Former Most Valuable Players Jeff Bagwell and Larry Walker, and former Rookies of the Year Benito Santiago and Raul Mondesi also will be on the 33-man ballot, the Baseball Writers' Association of America said Monday.
When Andre Dawson was elected in January, Blyleven fell five votes short in his 13th season of eligibility and Alomar finished eight shy in his first season of eligibility. It was the first time two candidates in the same election missed by fewer than 10 votes.
Pitcher Jack Morris (282 votes, 52.3 percent) and shortstop Barry Larkin with (278 votes, 51.6 percent) were the only others on at least half the ballots.
The complete ballot: Roberto Alomar, Carlos Baerga, Jeff Bagwell, Harold Baines, Bert Blyleven, Bret Boone, Kevin Brown, John Franco, Juan Gonzalez, Marquis Grissom, Lenny Harris, Bobby Higginson, Charles Johnson, Barry Larkin, Al Leiter, Edgar Martinez, Tino Martinez, Don Mattingly, Fred McGriff, Mark McGwire, Raul Mondesi, Jack Morris, Dale Murphy, John Olerud, Rafael Palmeiro, Dave Parker, Tim Raines, Kirk Rueter, Benito Santiago, Lee Smith, B.J. Surhoff, Alan Trammell, Larry Walker.
Just off the top of my head, I would definitely vote for Alomar, Bagwell, Blyleven, Larkin, Raines, and Trammell. One might also make compelling cases for Kevin Brown, Edgar Martinez, Murphy, Mattingly, McGriff, McGwire, Palmeiro, Lee Smith, and Larry Walker. Not to mention Jack Morris and Dave Parker, who certainly have their partisans (granted, Morris more than Parker).
It's safe to say that this is one mighty crowded ballot. Which, paradoxically enough, just makes it harder for any particular player to be elected.
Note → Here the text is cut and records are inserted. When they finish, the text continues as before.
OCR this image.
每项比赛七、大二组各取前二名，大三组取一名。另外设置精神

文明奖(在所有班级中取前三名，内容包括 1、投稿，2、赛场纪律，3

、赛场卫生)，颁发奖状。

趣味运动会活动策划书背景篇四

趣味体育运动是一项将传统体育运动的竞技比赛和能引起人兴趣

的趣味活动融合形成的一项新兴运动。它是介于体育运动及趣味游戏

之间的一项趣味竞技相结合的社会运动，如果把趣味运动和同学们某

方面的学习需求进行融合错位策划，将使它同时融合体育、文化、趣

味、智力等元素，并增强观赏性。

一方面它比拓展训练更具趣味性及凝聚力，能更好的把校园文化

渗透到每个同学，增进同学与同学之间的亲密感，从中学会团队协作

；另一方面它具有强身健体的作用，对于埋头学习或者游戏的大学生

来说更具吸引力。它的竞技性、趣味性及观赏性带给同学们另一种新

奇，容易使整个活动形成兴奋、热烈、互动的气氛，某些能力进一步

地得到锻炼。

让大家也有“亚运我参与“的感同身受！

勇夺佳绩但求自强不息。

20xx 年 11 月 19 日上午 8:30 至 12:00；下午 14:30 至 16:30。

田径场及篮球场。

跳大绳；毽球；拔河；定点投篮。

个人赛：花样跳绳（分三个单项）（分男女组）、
Blyleven's going to make it this time, and probably Alomar. Larkin figures to improve upon last year's showing, but will have to wait a while longer. Raines and Trammell will continue to be terribly under-appreciated by the voters. The real question, I think, is Bagwell's fate.
I don't think he'll be elected this time. But I don't have any feel at all for how close he'll come.
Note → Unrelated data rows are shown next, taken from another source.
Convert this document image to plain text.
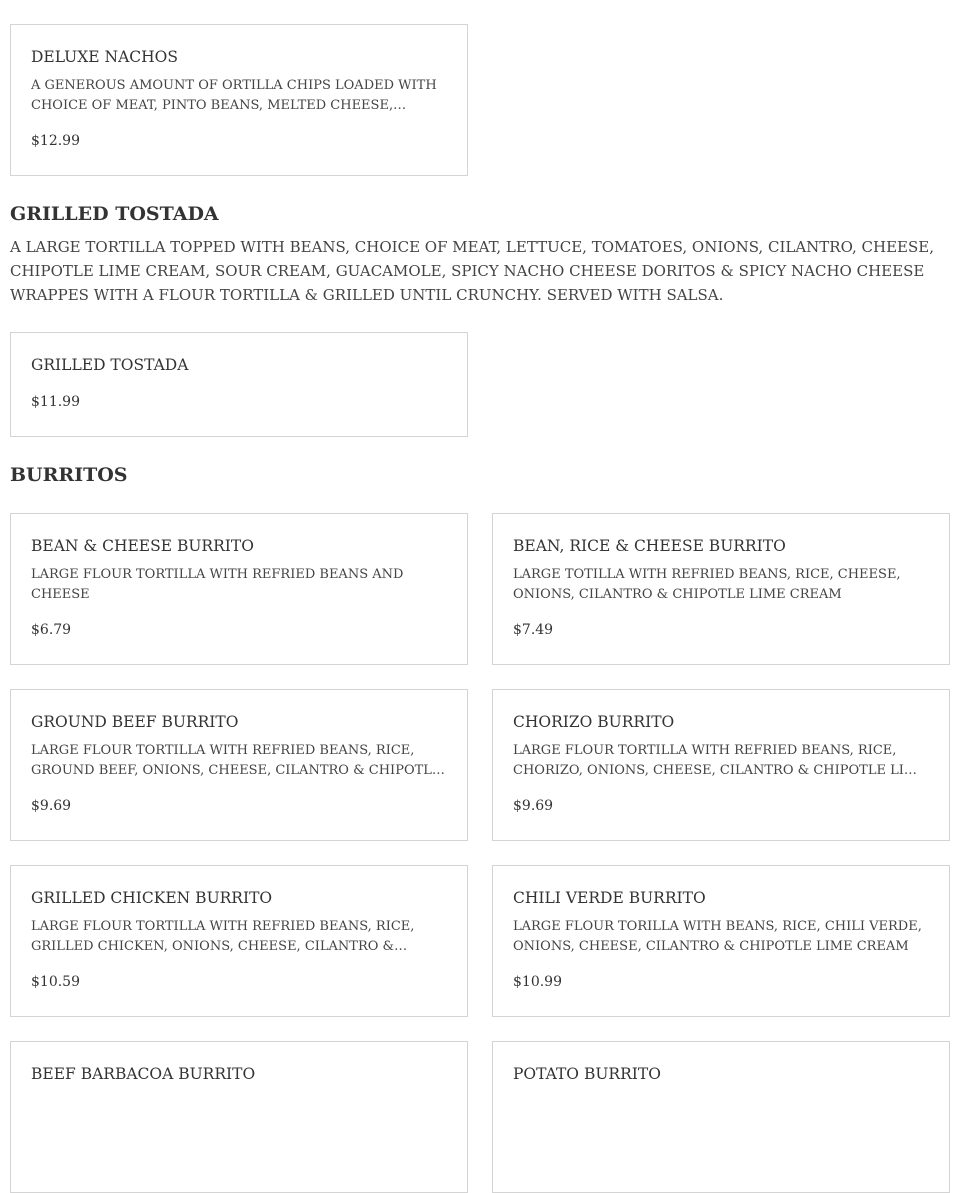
DELUXE NACHOS
A GENEROUS AMOUNT OF ORTILLA CHIPS LOADED WITH CHOICE OF MEAT, PINTO BEANS, MELTED CHEESE,
$12.99
GRILLED TOSTADA

A LARGE TORTILLA TOPPED WITH BEANS, CHOICE OF MEAT, LETTUCE, TOMATOES, ONIONS, CILANTRO, CHEESE, CHIPOTLE LIME CREAM, SOUR CREAM, GUACAMOLE, SPICY NACHO CHEESE DORITOS & SPICY NACHO CHEESE WRAPPES WITH A FLOUR TORTILLA & GRILLED UNTIL CRUNCHY. SERVED WITH SALSA.

GRILLED TOSTADA
$11.99
BURRITOS
BEAN & CHEESE BURRITO
LARGE FLOUR TORTILLA WITH REFRIED BEANS AND CHEESE
$6.79
BEAN, RICE & CHEESE BURRITO
LARGE TOTILLA WITH REFRIED BEANS, RICE, CHEESE, ONIONS, CILANTRO & CHIPOTLE LIME CREAM
$7.49
GROUND BEEF BURRITO
LARGE FLOUR TORTILLA WITH REFRIED BEANS, RICE, GROUND BEEF, ONIONS, CHEESE, CILANTRO & CHIPOTLE
$9.69
CHORIZO BURRITO
LARGE FLOUR TORTILLA WITH REFRIED BEANS, RICE, CHORIZO, ONIONS, CHEESE, CILANTRO & CHIPOTLE LIME
$9.69
GRILLED CHICKEN BURRITO
LARGE FLOUR TORTILLA WITH REFRIED BEANS, RICE, GRILLED CHICKEN, ONIONS, CHEESE, CILANTRO &
$10.59
CHILI VERDE BURRITO
LARGE FLOUR TORILLA WITH BEANS, RICE, CHILI VERDE, ONIONS, CHEESE, CILANTRO & CHIPOTLE LIME CREAM
$10.99
BEEF BARBACOA BURRITO	POTATO BURRITO
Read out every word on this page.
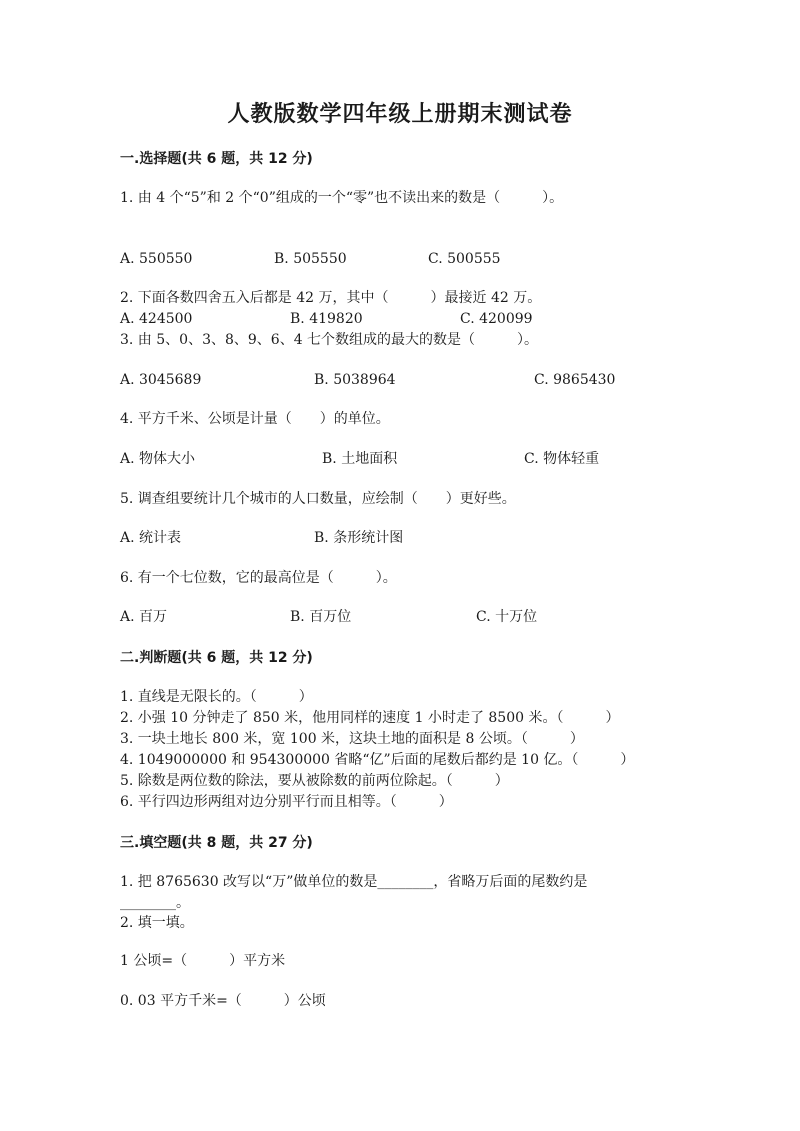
人教版数学四年级上册期末测试卷
一.选择题(共 6 题，共 12 分)
1. 由 4 个“5”和 2 个“0”组成的一个“零”也不读出来的数是（　　　）。
A. 550550	B. 505550	C. 500555
2. 下面各数四舍五入后都是 42 万，其中（　　　）最接近 42 万。
A. 424500	B. 419820	C. 420099
3. 由 5、0、3、8、9、6、4 七个数组成的最大的数是（　　　）。
A. 3045689	B. 5038964	C. 9865430
4. 平方千米、公顷是计量（　　）的单位。
A. 物体大小	B. 土地面积	C. 物体轻重
5. 调查组要统计几个城市的人口数量，应绘制（　　）更好些。
A. 统计表	B. 条形统计图
6. 有一个七位数，它的最高位是（　　　）。
A. 百万	B. 百万位	C. 十万位
二.判断题(共 6 题，共 12 分)
1. 直线是无限长的。（　　　）
2. 小强 10 分钟走了 850 米，他用同样的速度 1 小时走了 8500 米。（　　　）
3. 一块土地长 800 米，宽 100 米，这块土地的面积是 8 公顷。（　　　）
4. 1049000000 和 954300000 省略“亿”后面的尾数后都约是 10 亿。（　　　）
5. 除数是两位数的除法，要从被除数的前两位除起。（　　　）
6. 平行四边形两组对边分别平行而且相等。（　　　）
三.填空题(共 8 题，共 27 分)
1. 把 8765630 改写以“万”做单位的数是________，省略万后面的尾数约是
________。
2. 填一填。
1 公顷=（　　　）平方米
0. 03 平方千米=（　　　）公顷
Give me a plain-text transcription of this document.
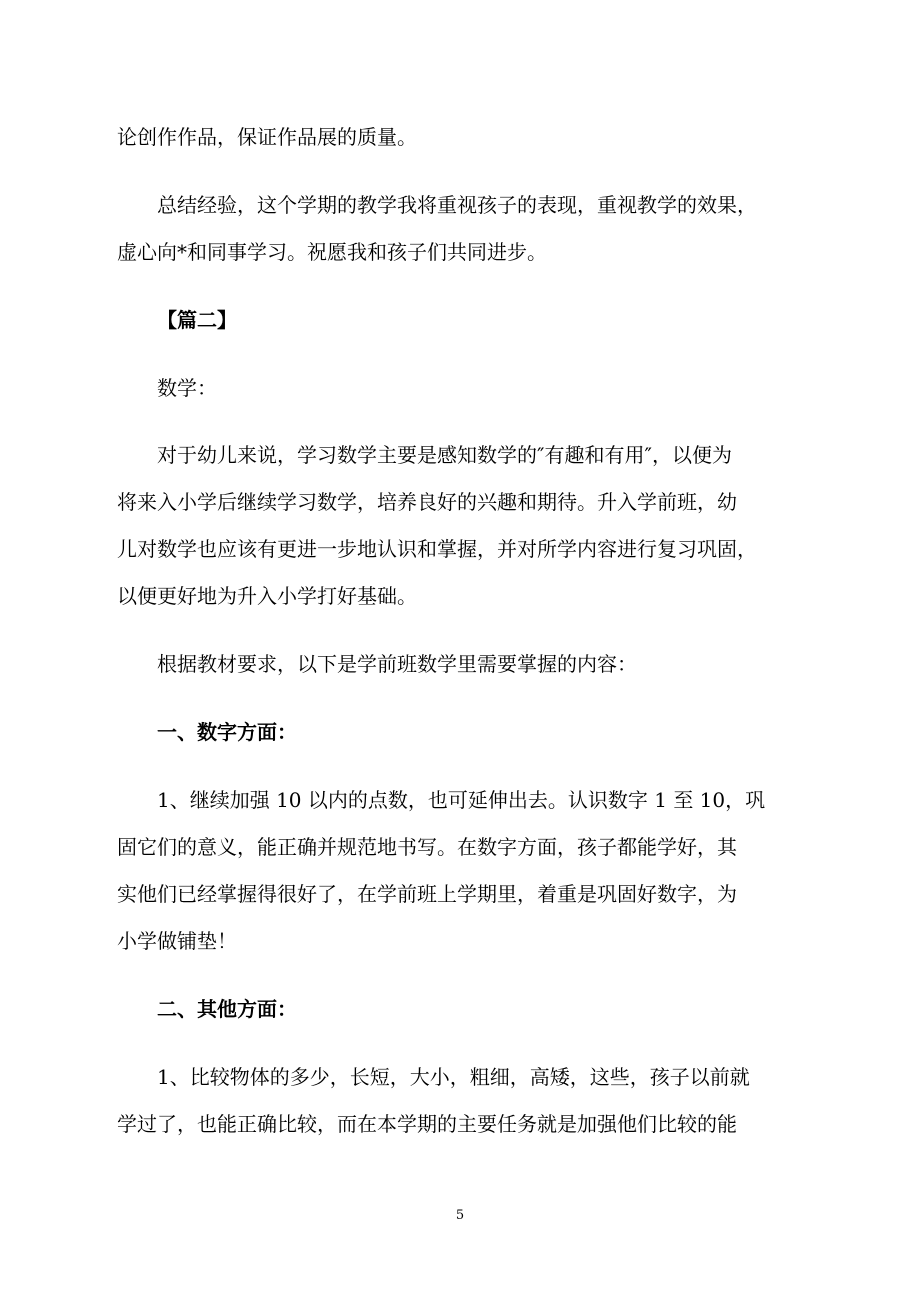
论创作作品，保证作品展的质量。
总结经验，这个学期的教学我将重视孩子的表现，重视教学的效果，
虚心向*和同事学习。祝愿我和孩子们共同进步。
【篇二】
数学：
对于幼儿来说，学习数学主要是感知数学的″有趣和有用″，以便为
将来入小学后继续学习数学，培养良好的兴趣和期待。升入学前班，幼
儿对数学也应该有更进一步地认识和掌握，并对所学内容进行复习巩固，
以便更好地为升入小学打好基础。
根据教材要求，以下是学前班数学里需要掌握的内容：
一、数字方面：
1、继续加强 10 以内的点数，也可延伸出去。认识数字 1 至 10，巩
固它们的意义，能正确并规范地书写。在数字方面，孩子都能学好，其
实他们已经掌握得很好了，在学前班上学期里，着重是巩固好数字，为
小学做铺垫！
二、其他方面：
1、比较物体的多少，长短，大小，粗细，高矮，这些，孩子以前就
学过了，也能正确比较，而在本学期的主要任务就是加强他们比较的能
5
Just in terms of winning games, Bagwell is overly qualified for the Hall of Fame. He's fourth on the career Wins Above Replacement list among first basemen. I know that might seem hard to believe, and if you want to knock him down a few slots he's in the same territory as contemporaries Palmeiro, Olerud, McGwire, and Will Clark.
I wouldn't knock him down a few slots, though. Bagwell was an outstanding hitter, an outstanding fielder, and an outstanding baserunner. Essentially, he had no weakness (unless you count his anemic hitting in October).
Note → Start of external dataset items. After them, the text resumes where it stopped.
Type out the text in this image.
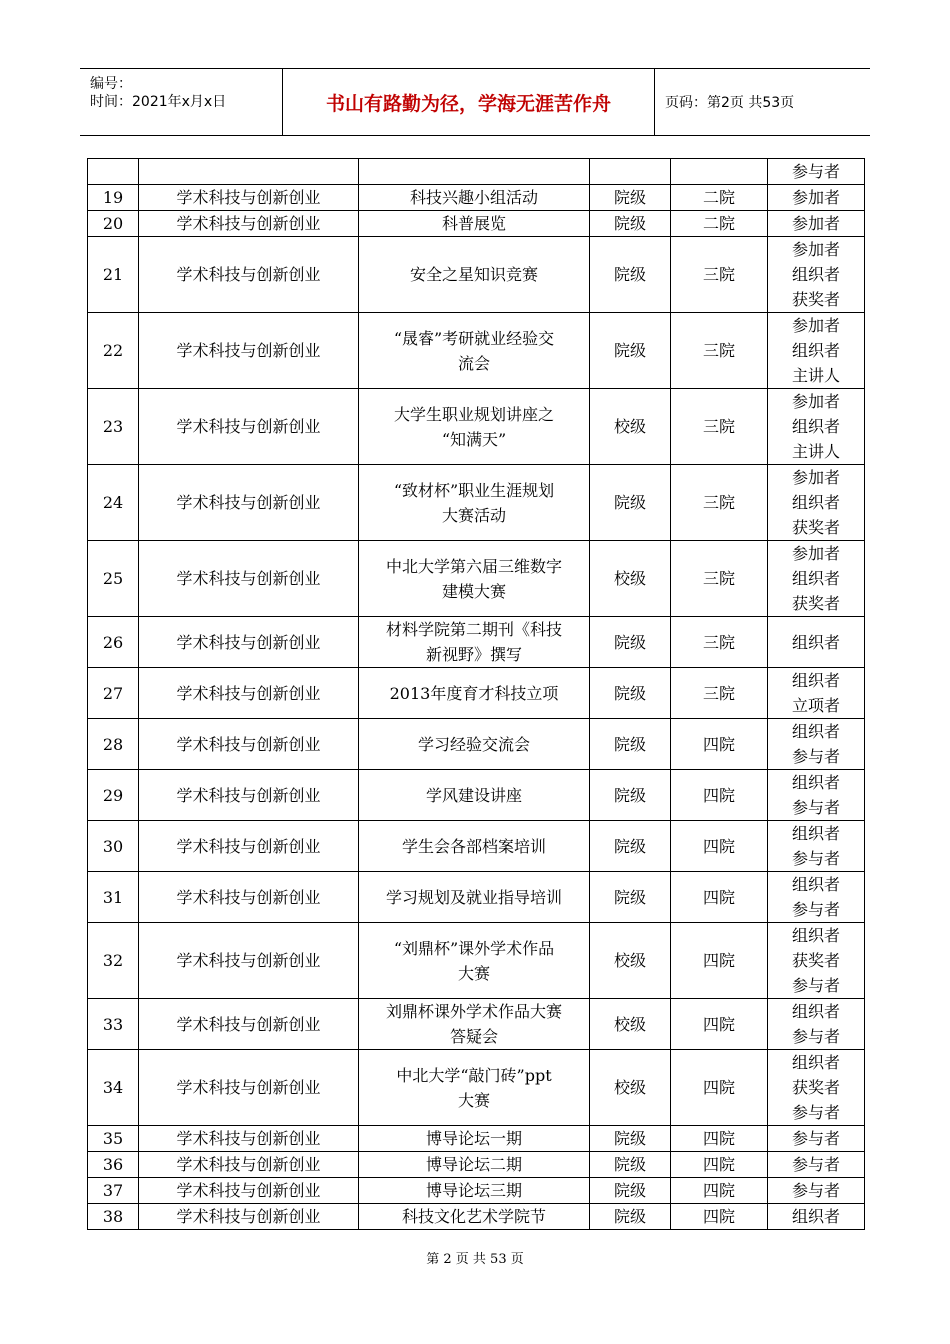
编号：
时间：2021年x月x日	书山有路勤为径，学海无涯苦作舟	页码：第2页 共53页

					参与者

19	学术科技与创新创业	科技兴趣小组活动	院级	二院	参加者

20	学术科技与创新创业	科普展览	院级	二院	参加者

21	学术科技与创新创业	安全之星知识竞赛	院级	三院	参加者
组织者
获奖者

22	学术科技与创新创业	“晟睿”考研就业经验交
流会	院级	三院	参加者
组织者
主讲人

23	学术科技与创新创业	大学生职业规划讲座之
“知满天”	校级	三院	参加者
组织者
主讲人

24	学术科技与创新创业	“致材杯”职业生涯规划
大赛活动	院级	三院	参加者
组织者
获奖者

25	学术科技与创新创业	中北大学第六届三维数字
建模大赛	校级	三院	参加者
组织者
获奖者

26	学术科技与创新创业	材料学院第二期刊《科技
新视野》撰写	院级	三院	组织者

27	学术科技与创新创业	2013年度育才科技立项	院级	三院	组织者
立项者

28	学术科技与创新创业	学习经验交流会	院级	四院	组织者
参与者

29	学术科技与创新创业	学风建设讲座	院级	四院	组织者
参与者

30	学术科技与创新创业	学生会各部档案培训	院级	四院	组织者
参与者

31	学术科技与创新创业	学习规划及就业指导培训	院级	四院	组织者
参与者

32	学术科技与创新创业	“刘鼎杯”课外学术作品
大赛	校级	四院	组织者
获奖者
参与者

33	学术科技与创新创业	刘鼎杯课外学术作品大赛
答疑会	校级	四院	组织者
参与者

34	学术科技与创新创业	中北大学“敲门砖”ppt
大赛	校级	四院	组织者
获奖者
参与者

35	学术科技与创新创业	博导论坛一期	院级	四院	参与者

36	学术科技与创新创业	博导论坛二期	院级	四院	参与者

37	学术科技与创新创业	博导论坛三期	院级	四院	参与者

38	学术科技与创新创业	科技文化艺术学院节	院级	四院	组织者
第 2 页 共 53 页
But Bagwell's been overshadowed by Albert Pujols -- who already ranks third on the WAR list, behind only Lou Gehrig and Jimmie Foxx -- and I doubt if the voters are going to give him much credit for his defense and his baserunning. Also, Bagwell will probably be at least grazed by the same suspicion that's going to cost Rafael Palmeiro a great deal of support.
Practically speaking, we can't put all the great first basemen of the last 30 years into the Hall of Fame. There are just too damned many of them (in addition to those mentioned already, we've also got Keith Hernandez and Todd Helton). I just happen to think Bagwell was the best of them. My guess, though, is that he doesn't get named on more than 50 percent of the ballots in this, his first try.